Fox Stealer

By GoldSparrow in Stealers

The Fox Stealer cyber-threat is derived from the Pony Botnet with more features added to it and support for the Pony Botnet control panel. The Fox Stealer emerged in August 2016 on computer security reports. The Fox Stealer software may be found promoted on the Dark Web under aliases like 'Cronbot,' 'Fox' and 'PonyForx.' The author of Fox Stealer has advertised it as an independent Trojan that can be dropped to targeted systems in EXE and DLL package. The Fox Stealer Trojan is written in the C++ programming language and does not require additional libraries to run on Windows. Access to the Fox Stealer software is offered via a subscription payment model. Interested cybercriminals can pay $250/€220 per month and take advantage of the user-friendly Pony Botnet control panel.

The Fox Stealer is known to be pushed alongside ransomware like the notorious CryptXXX Ransomware and the infamous Locky Ransomware.
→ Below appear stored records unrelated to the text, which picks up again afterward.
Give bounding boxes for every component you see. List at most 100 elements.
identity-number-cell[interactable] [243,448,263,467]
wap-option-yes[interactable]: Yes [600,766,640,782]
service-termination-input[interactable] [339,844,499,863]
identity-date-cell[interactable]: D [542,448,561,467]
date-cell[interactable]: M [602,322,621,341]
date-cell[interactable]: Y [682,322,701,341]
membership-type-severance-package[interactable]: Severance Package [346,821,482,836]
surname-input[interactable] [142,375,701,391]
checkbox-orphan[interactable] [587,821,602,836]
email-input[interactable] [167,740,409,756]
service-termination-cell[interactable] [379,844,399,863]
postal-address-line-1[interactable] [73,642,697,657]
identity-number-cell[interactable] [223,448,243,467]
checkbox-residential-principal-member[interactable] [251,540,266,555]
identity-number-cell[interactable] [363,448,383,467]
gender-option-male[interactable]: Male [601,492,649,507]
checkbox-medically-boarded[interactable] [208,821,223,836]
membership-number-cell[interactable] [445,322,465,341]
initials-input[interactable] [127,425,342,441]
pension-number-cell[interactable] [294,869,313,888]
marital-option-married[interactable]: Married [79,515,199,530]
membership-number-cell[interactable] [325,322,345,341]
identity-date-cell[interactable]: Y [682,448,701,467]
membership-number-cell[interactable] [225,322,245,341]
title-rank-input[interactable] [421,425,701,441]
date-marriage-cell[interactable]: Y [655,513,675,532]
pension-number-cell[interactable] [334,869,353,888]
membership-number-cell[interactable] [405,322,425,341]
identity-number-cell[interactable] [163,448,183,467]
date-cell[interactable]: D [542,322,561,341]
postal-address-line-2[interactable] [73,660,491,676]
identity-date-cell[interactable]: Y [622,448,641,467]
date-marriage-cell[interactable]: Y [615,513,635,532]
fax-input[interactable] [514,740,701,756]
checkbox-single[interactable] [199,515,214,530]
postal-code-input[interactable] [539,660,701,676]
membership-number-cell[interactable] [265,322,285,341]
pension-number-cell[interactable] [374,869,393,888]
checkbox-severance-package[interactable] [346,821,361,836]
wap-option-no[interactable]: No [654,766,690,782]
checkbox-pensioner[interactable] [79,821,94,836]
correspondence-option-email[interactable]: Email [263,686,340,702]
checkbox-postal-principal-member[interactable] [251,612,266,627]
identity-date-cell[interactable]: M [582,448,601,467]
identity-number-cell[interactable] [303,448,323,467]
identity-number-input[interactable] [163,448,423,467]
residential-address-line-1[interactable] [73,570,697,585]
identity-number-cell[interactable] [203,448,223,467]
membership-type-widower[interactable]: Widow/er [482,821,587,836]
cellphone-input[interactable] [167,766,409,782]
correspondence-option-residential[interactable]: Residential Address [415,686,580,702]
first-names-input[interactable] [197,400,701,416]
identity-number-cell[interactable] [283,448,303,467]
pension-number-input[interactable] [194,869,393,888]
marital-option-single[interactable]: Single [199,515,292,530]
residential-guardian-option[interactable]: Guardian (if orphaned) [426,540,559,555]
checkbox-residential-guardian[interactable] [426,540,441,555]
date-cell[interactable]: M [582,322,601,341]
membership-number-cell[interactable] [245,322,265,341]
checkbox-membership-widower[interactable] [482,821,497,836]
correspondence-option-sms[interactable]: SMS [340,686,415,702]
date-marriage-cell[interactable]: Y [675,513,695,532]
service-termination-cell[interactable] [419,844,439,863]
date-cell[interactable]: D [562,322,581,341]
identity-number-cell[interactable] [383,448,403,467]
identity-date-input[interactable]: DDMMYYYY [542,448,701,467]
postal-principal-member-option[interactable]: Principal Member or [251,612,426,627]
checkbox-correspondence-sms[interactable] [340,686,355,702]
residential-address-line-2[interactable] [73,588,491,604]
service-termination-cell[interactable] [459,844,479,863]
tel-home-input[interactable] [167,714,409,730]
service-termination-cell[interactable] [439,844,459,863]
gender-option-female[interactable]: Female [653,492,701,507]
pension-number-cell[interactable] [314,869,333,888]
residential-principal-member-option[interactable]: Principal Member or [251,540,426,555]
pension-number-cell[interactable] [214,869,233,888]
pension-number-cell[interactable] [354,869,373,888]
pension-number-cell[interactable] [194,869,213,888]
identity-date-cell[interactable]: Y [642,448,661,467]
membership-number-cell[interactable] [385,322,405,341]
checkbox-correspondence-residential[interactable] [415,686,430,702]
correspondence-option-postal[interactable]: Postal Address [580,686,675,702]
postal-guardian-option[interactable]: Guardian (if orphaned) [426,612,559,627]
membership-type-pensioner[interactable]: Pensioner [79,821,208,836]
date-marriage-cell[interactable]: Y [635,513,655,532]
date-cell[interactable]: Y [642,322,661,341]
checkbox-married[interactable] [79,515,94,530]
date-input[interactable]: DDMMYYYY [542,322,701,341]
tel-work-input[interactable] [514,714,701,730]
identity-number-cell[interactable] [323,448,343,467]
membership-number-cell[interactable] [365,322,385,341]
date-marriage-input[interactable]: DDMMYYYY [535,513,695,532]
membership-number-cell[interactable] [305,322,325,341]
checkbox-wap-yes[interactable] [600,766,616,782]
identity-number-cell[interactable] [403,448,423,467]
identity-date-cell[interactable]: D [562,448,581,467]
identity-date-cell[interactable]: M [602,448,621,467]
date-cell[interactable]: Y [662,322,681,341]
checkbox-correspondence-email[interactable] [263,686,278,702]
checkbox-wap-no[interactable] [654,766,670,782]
The Fox Stealer Trojan can be used to execute Distributed Denial of Service (DDoS) attacks; log keystrokes on infected hosts; take desktop screenshots; collect passwords from Chromium-based Web browsers, Mozilla Firefox, Internet Explorer and Opera; as well as download and run programs from a remote server. Some versions of the Fox Stealer Trojan have been observed to lock content on the user's disks and demand payment. Fox Stealer may block access to the Registry editor, the Task Manager, and block booting into Safe Mode. It is recommended to scan infected devices with a trusted anti-malware suite, and you should make sure your Web browser is up-to-date.